Arthur Christmas is a 2011 computer-animated Christmas science fantasy comedy film co-produced by Sony Pictures Animation and Aardman Animations. The film is Aardman's second entirely computer-animated feature film after 2006's Flushed Away. It was directed by Sarah Smith (in her feature directorial debut), co-directed by Barry Cook, and written by Smith and Peter Baynham. Featuring the voices of James McAvoy, Hugh Laurie, Bill Nighy, Jim Broadbent, Imelda Staunton, and Ashley Jensen, the film is set on Christmas Eve, and centres on Arthur Claus, the clumsy but well-meaning son of Santa Claus, who discovers that his father's high-tech ship has failed to deliver one girl's present. Accompanied only by his free-spirited and reckless grandfather, an enthusiastic young Christmas elf obsessed with wrapping gifts for children, and a team of reindeer, he embarks on a mission to deliver the girl's present personally.

Following the underperformance of Flushed Away, DreamWorks Animation did not renew its partnership with Aardman. In April 2007, Aardman signed a three-year deal with Sony. Originally titled Operation Rudolph, the project was first announced in 2007. Aardman spent 18 months on pre-production on the story and design in the UK before relocating to Sony's Culver City, US, for another 18 months of production. On 27 April 2009, it was reported that production had begun with Aardman and Sony Pictures Imageworks working together on animation.

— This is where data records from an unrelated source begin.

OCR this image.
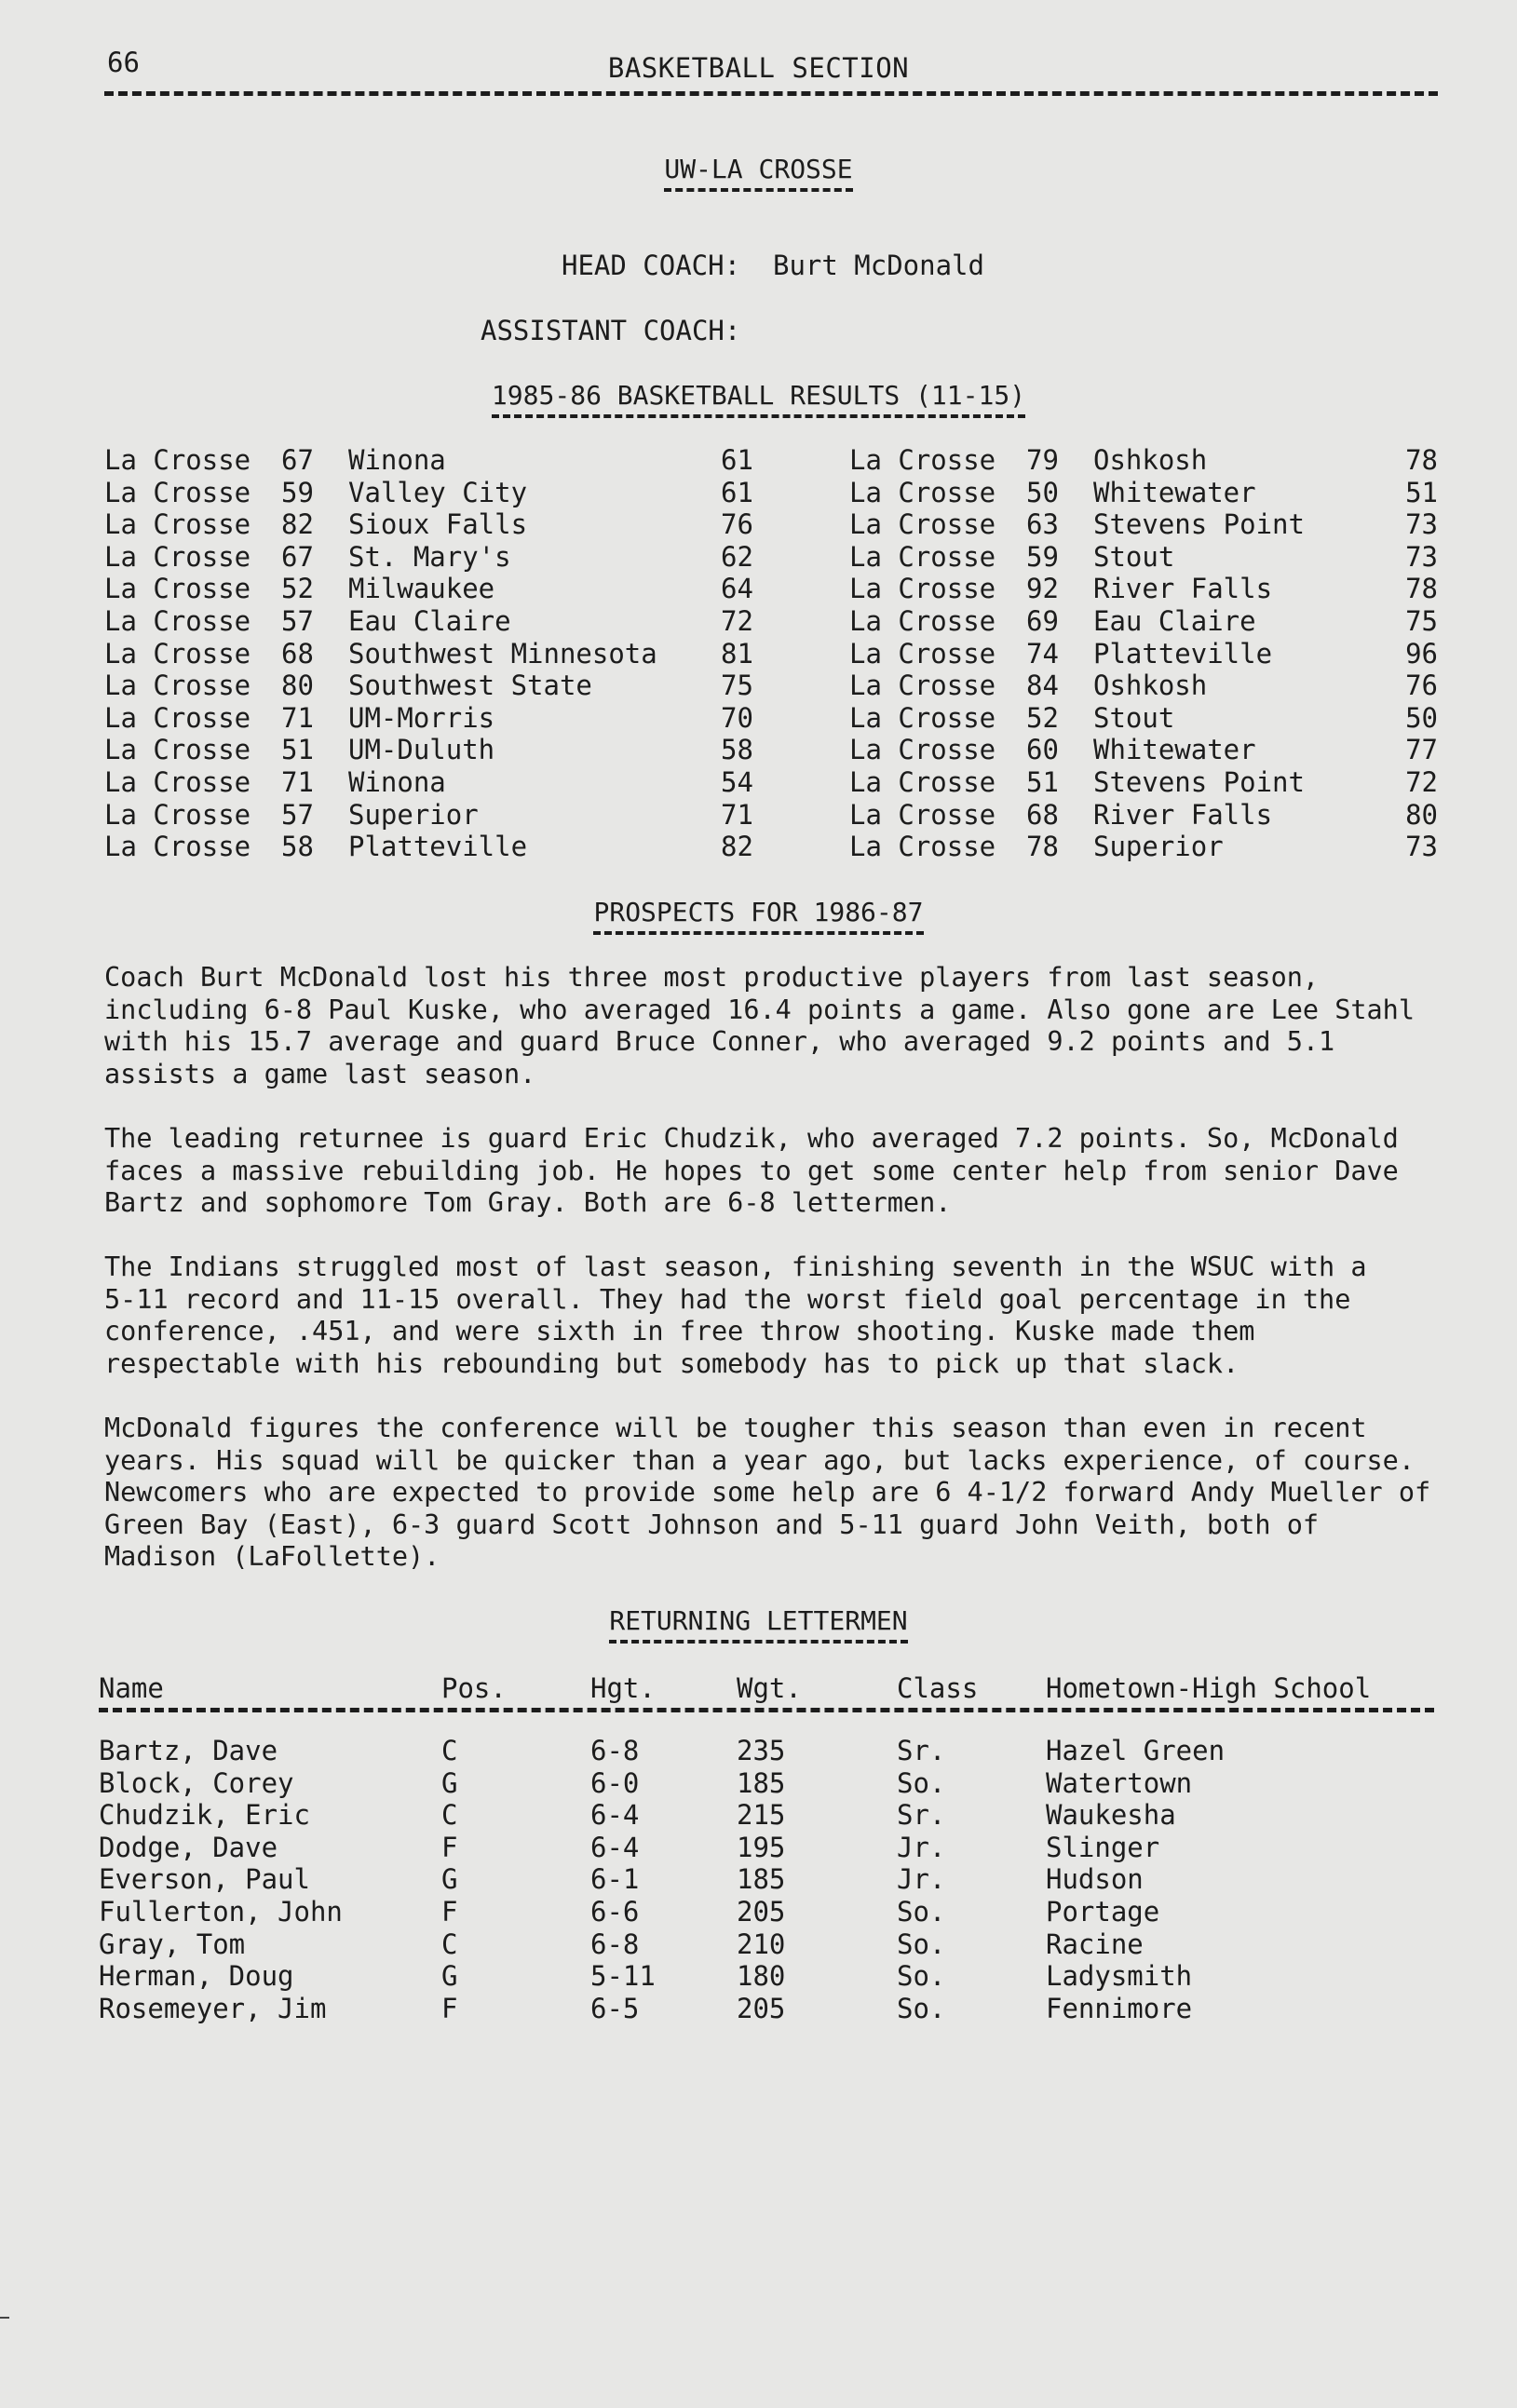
66	BASKETBALL SECTION
UW-LA CROSSE
HEAD COACH: Burt McDonald
ASSISTANT COACH:
1985-86 BASKETBALL RESULTS (11-15)
La Crosse	67	Winona	61	La Crosse	79	Oshkosh	78
La Crosse	59	Valley City	61	La Crosse	50	Whitewater	51
La Crosse	82	Sioux Falls	76	La Crosse	63	Stevens Point	73
La Crosse	67	St. Mary's	62	La Crosse	59	Stout	73
La Crosse	52	Milwaukee	64	La Crosse	92	River Falls	78
La Crosse	57	Eau Claire	72	La Crosse	69	Eau Claire	75
La Crosse	68	Southwest Minnesota	81	La Crosse	74	Platteville	96
La Crosse	80	Southwest State	75	La Crosse	84	Oshkosh	76
La Crosse	71	UM-Morris	70	La Crosse	52	Stout	50
La Crosse	51	UM-Duluth	58	La Crosse	60	Whitewater	77
La Crosse	71	Winona	54	La Crosse	51	Stevens Point	72
La Crosse	57	Superior	71	La Crosse	68	River Falls	80
La Crosse	58	Platteville	82	La Crosse	78	Superior	73
PROSPECTS FOR 1986-87
Coach Burt McDonald lost his three most productive players from last season,
including 6-8 Paul Kuske, who averaged 16.4 points a game. Also gone are Lee Stahl
with his 15.7 average and guard Bruce Conner, who averaged 9.2 points and 5.1
assists a game last season.
The leading returnee is guard Eric Chudzik, who averaged 7.2 points. So, McDonald
faces a massive rebuilding job. He hopes to get some center help from senior Dave
Bartz and sophomore Tom Gray. Both are 6-8 lettermen.
The Indians struggled most of last season, finishing seventh in the WSUC with a
5-11 record and 11-15 overall. They had the worst field goal percentage in the
conference, .451, and were sixth in free throw shooting. Kuske made them
respectable with his rebounding but somebody has to pick up that slack.
McDonald figures the conference will be tougher this season than even in recent
years. His squad will be quicker than a year ago, but lacks experience, of course.
Newcomers who are expected to provide some help are 6 4-1/2 forward Andy Mueller of
Green Bay (East), 6-3 guard Scott Johnson and 5-11 guard John Veith, both of
Madison (LaFollette).
RETURNING LETTERMEN
Name	Pos.	Hgt.	Wgt.	Class	Hometown-High School
Bartz, Dave	C	6-8	235	Sr.	Hazel Green
Block, Corey	G	6-0	185	So.	Watertown
Chudzik, Eric	C	6-4	215	Sr.	Waukesha
Dodge, Dave	F	6-4	195	Jr.	Slinger
Everson, Paul	G	6-1	185	Jr.	Hudson
Fullerton, John	F	6-6	205	So.	Portage
Gray, Tom	C	6-8	210	So.	Racine
Herman, Doug	G	5-11	180	So.	Ladysmith
Rosemeyer, Jim	F	6-5	205	So.	Fennimore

Arthur Christmas was released on November 11, 2011 in the United Kingdom, and on November 23, 2011 in the United States, by Sony Pictures Releasing through its Columbia Pictures label. The film received positive reviews from critics. The film earned $147 million at the box office.

Plot
Instead of a single individual, Santa Claus is a hereditary title belonging to gift-givers that has been carried on for many generations. The current Santa, Malcolm Claus, is heading his seventieth mission, but his role has largely been reduced to that of a figurehead. The traditional sleigh and reindeer have been replaced by the S-1, a high-tech vessel operated by hundreds of elves that use advanced equipment and military precision to deliver presents. The complex Christmas operations are micromanaged from a North Pole-based Mission Control by Malcolm's eldest son, Steve, who expects to be handed down the role of Santa following his father’s retirement. Meanwhile, Malcolm's younger son, Arthur, answers letters sent from children to Santa.

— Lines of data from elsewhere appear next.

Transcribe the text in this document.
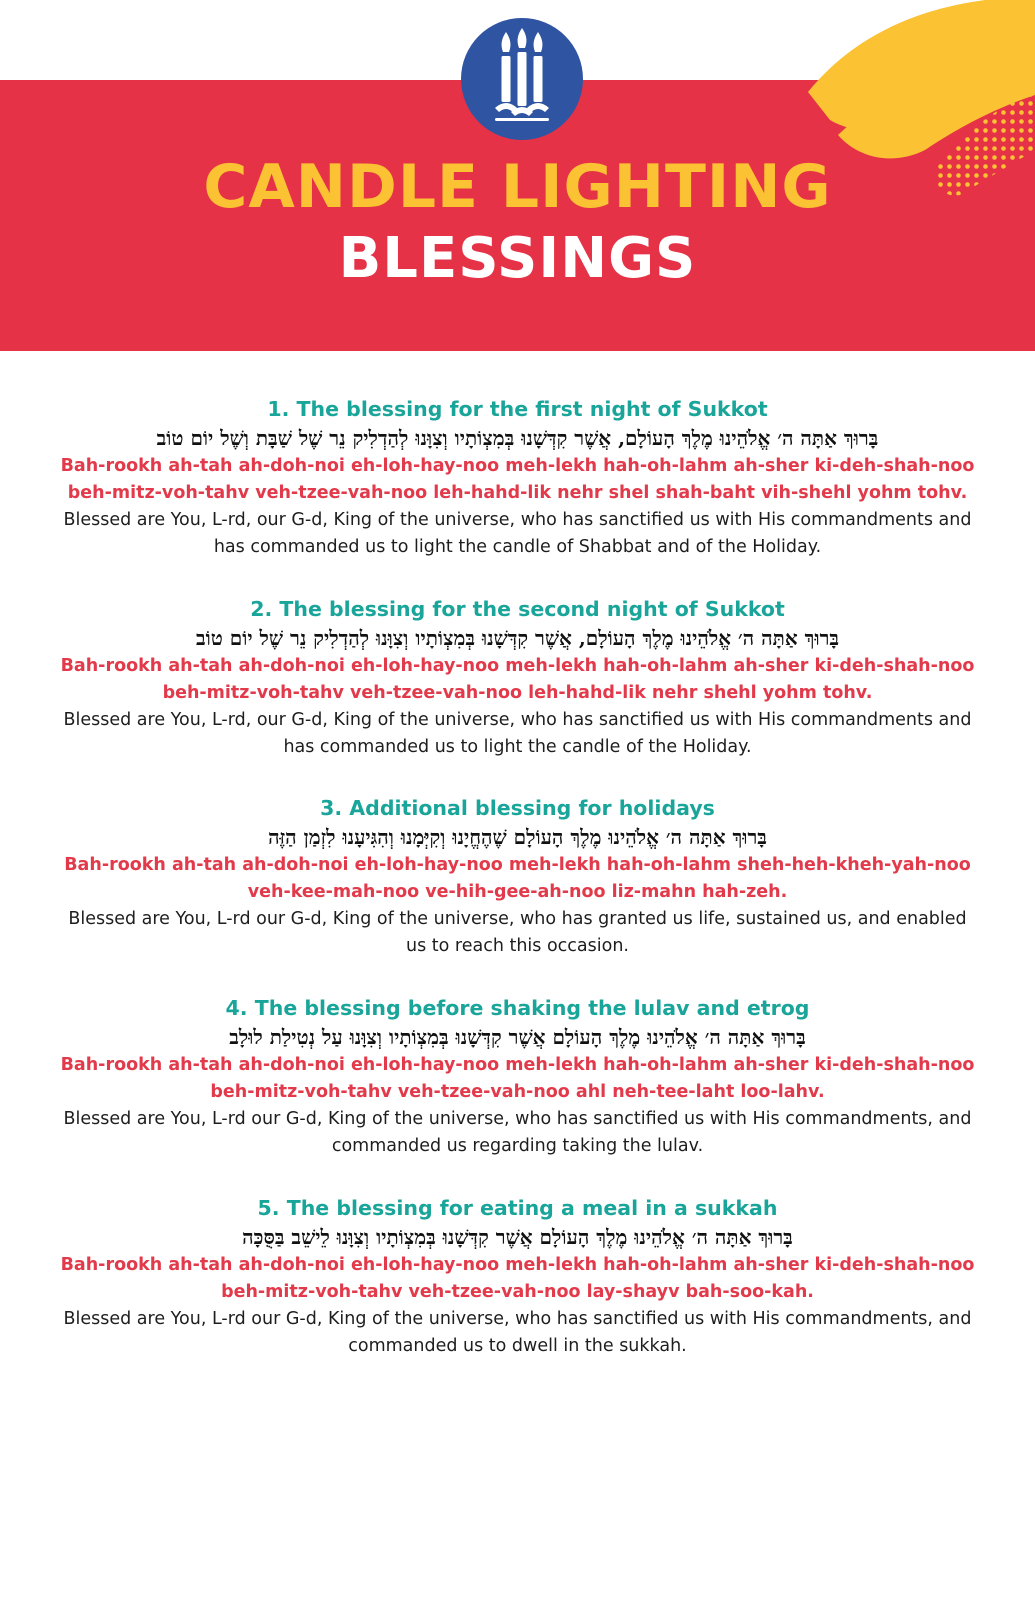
CANDLE LIGHTING
BLESSINGS
1. The blessing for the first night of Sukkot
בָּרוּךְ אַתָּה ה׳ אֱלֹהֵינוּ מֶלֶךְ הָעוֹלָם, אֲשֶׁר קִדְּשָׁנוּ בְּמִצְוֹתָיו וְצִוָּנוּ לְהַדְלִיק נֵר שֶׁל שַׁבָּת וְשֶׁל יוֹם טוֹב
Bah-rookh ah-tah ah-doh-noi eh-loh-hay-noo meh-lekh hah-oh-lahm ah-sher ki-deh-shah-noo beh-mitz-voh-tahv veh-tzee-vah-noo leh-hahd-lik nehr shel shah-baht vih-shehl yohm tohv.
Blessed are You, L-rd, our G-d, King of the universe, who has sanctified us with His commandments and has commanded us to light the candle of Shabbat and of the Holiday.
2. The blessing for the second night of Sukkot
בָּרוּךְ אַתָּה ה׳ אֱלֹהֵינוּ מֶלֶךְ הָעוֹלָם, אֲשֶׁר קִדְּשָׁנוּ בְּמִצְוֹתָיו וְצִוָּנוּ לְהַדְלִיק נֵר שֶׁל יוֹם טוֹב
Bah-rookh ah-tah ah-doh-noi eh-loh-hay-noo meh-lekh hah-oh-lahm ah-sher ki-deh-shah-noo beh-mitz-voh-tahv veh-tzee-vah-noo leh-hahd-lik nehr shehl yohm tohv.
Blessed are You, L-rd, our G-d, King of the universe, who has sanctified us with His commandments and has commanded us to light the candle of the Holiday.
3. Additional blessing for holidays
בָּרוּךְ אַתָּה ה׳ אֱלֹהֵינוּ מֶלֶךְ הָעוֹלָם שֶׁהֶחֱיָנוּ וְקִיְּמָנוּ וְהִגִּיעָנוּ לִזְמַן הַזֶּה
Bah-rookh ah-tah ah-doh-noi eh-loh-hay-noo meh-lekh hah-oh-lahm sheh-heh-kheh-yah-noo veh-kee-mah-noo ve-hih-gee-ah-noo liz-mahn hah-zeh.
Blessed are You, L-rd our G-d, King of the universe, who has granted us life, sustained us, and enabled us to reach this occasion.
4. The blessing before shaking the lulav and etrog
בָּרוּךְ אַתָּה ה׳ אֱלֹהֵינוּ מֶלֶךְ הָעוֹלָם אֲשֶׁר קִדְּשָׁנוּ בְּמִצְוֹתָיו וְצִוָּנוּ עַל נְטִילַת לוּלָב
Bah-rookh ah-tah ah-doh-noi eh-loh-hay-noo meh-lekh hah-oh-lahm ah-sher ki-deh-shah-noo beh-mitz-voh-tahv veh-tzee-vah-noo ahl neh-tee-laht loo-lahv.
Blessed are You, L-rd our G-d, King of the universe, who has sanctified us with His commandments, and commanded us regarding taking the lulav.
5. The blessing for eating a meal in a sukkah
בָּרוּךְ אַתָּה ה׳ אֱלֹהֵינוּ מֶלֶךְ הָעוֹלָם אֲשֶׁר קִדְּשָׁנוּ בְּמִצְוֹתָיו וְצִוָּנוּ לֵישֵׁב בַּסֻּכָּה
Bah-rookh ah-tah ah-doh-noi eh-loh-hay-noo meh-lekh hah-oh-lahm ah-sher ki-deh-shah-noo beh-mitz-voh-tahv veh-tzee-vah-noo lay-shayv bah-soo-kah.
Blessed are You, L-rd our G-d, King of the universe, who has sanctified us with His commandments, and commanded us to dwell in the sukkah.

During one of the delivery operations in Poland, a toy is accidentally activated, waking a child and nearly revealing Santa. A tense escape operation ensues, during which an elf aboard the S-1 leans on a button, causing a present to fall from the supply line and go unnoticed. Another elf named Bryony Shelfley later finds the missed present—a wrapped bicycle for a young girl named Gwen living in Trelew, Cornwall, whose letter Arthur had personally responded to. Arthur is heartbroken to hear a child’s been missed and urges his father and brother to use the S-1 and deliver the final present but Steve argues that one missed present out of billions is an acceptable error, citing this year's Christmas as the most successful in history. Malcolm's cynical elderly father and predecessor, Grandsanta, whisks Arthur away to deliver it in EVE, the original wooden sleigh that is pulled by the descendants of the flying reindeer. Bryony is revealed to have stowed away and joins the pair, but they get lost on three different continents, lose several of their reindeer and encounter many obstacles, ultimately being mistaken for aliens and causing an international military incident.

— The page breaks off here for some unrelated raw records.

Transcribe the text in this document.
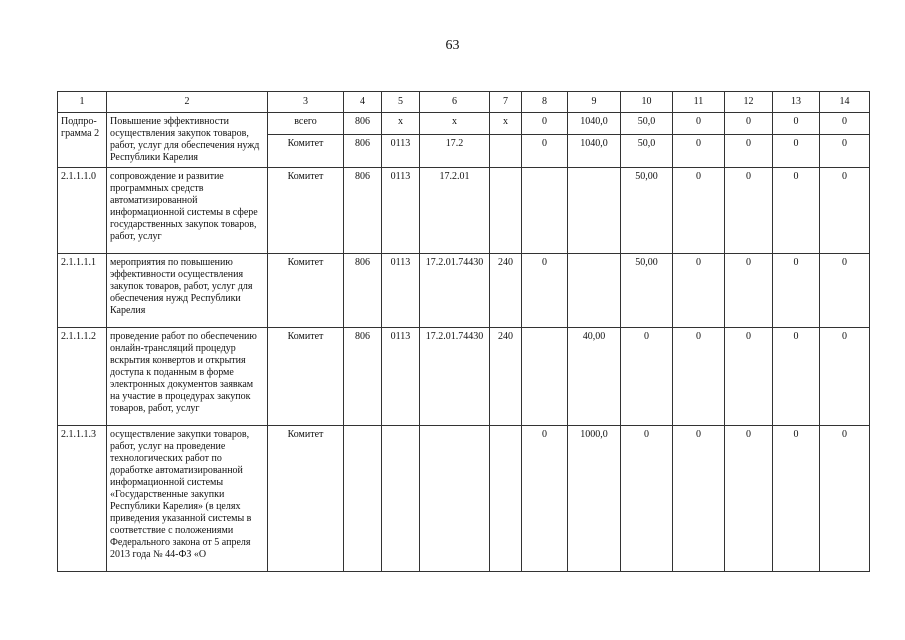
63
1	2	3	4	5	6	7	8	9	10	11	12	13	14
Подпро-грамма 2	Повышение эффективности осуществления закупок товаров, работ, услуг для обеспечения нужд Республики Карелия	всего	806	x	x	x	0	1040,0	50,0	0	0	0	0
		Комитет	806	0113	17.2		0	1040,0	50,0	0	0	0	0
2.1.1.1.0	сопровождение и развитие программных средств автоматизированной информационной системы в сфере государственных закупок товаров, работ, услуг	Комитет	806	0113	17.2.01				50,00	0	0	0	0
2.1.1.1.1	мероприятия по повышению эффективности осуществления закупок товаров, работ, услуг для обеспечения нужд Республики Карелия	Комитет	806	0113	17.2.01.74430	240	0		50,00	0	0	0	0
2.1.1.1.2	проведение работ по обеспечению онлайн-трансляций процедур вскрытия конвертов и открытия доступа к поданным в форме электронных документов заявкам на участие в процедурах закупок товаров, работ, услуг	Комитет	806	0113	17.2.01.74430	240		40,00	0	0	0	0	0
2.1.1.1.3	осуществление закупки товаров, работ, услуг на проведение технологических работ по доработке автоматизированной информационной системы «Государственные закупки Республики Карелия» (в целях приведения указанной системы в соответствие с положениями Федерального закона от 5 апреля 2013 года № 44-ФЗ «О	Комитет					0	1000,0	0	0	0	0	0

Arthur is shocked and hurt to learn that Grandsanta only agreed to go on the trip to boost his own ego, Malcolm is indifferent to the missing present, and Steve refuses to help them because he believes Arthur's efforts could undermine his attempts to become the next Santa.

Finally, stranded on an island in Cuba, Arthur becomes disillusioned with his family and nearly gives up. However, he realizes that so long as the gift is delivered one way or another, the "Santa" Arthur and Gwen look up to exists in the hearts of children. Reinvigorated, Arthur manages to get the sleigh back and the trio sets off for England. Meanwhile, the elves grow increasingly alarmed at rumors of the neglected delivery and the Clauses' indifference, sending them into a panic. In response, Malcolm tricks his wife Margaret into believing Steve gave them permission to use the S-1 to deliver Gwen’s gift, only for a furious Steve to confront his father onboard and a dejected Malcolm recognises his inability to properly lead. Steve drives the S-1 and delivers a superior present, only to realise that Malcolm had accidentally set the address to the wrong child, revealing Steve’s inability to connect with children.

Arthur’s group reach England but lose the remaining reindeer. Furthermore, a Predator drone scrambled by Chief De Silva of UNFITA intercepts and opens fire on the sleigh, believing it to be an alien spacecraft. Grandsanta sacrifices EVE, while Arthur and Bryony parachute to the ground.

All paths descend on Gwen’s house before she awakens, only to have everyone but Arthur quarrel about who gets to actually place the gift. Noticing that Arthur was the only one who genuinely cared about Gwen’s happiness, the elder Clauses collectively realize that he is the sole worthy successor. As a result, Steve recognises his own shortcomings, forfeits his birthright and acknowledges his brother's worthiness to take up the mantle, with Malcolm admitting he’s truly proud of both his sons. Gwen glimpses a snow-bearded Arthur in a wind-buffeted sweater just before he vanishes up into the S-1.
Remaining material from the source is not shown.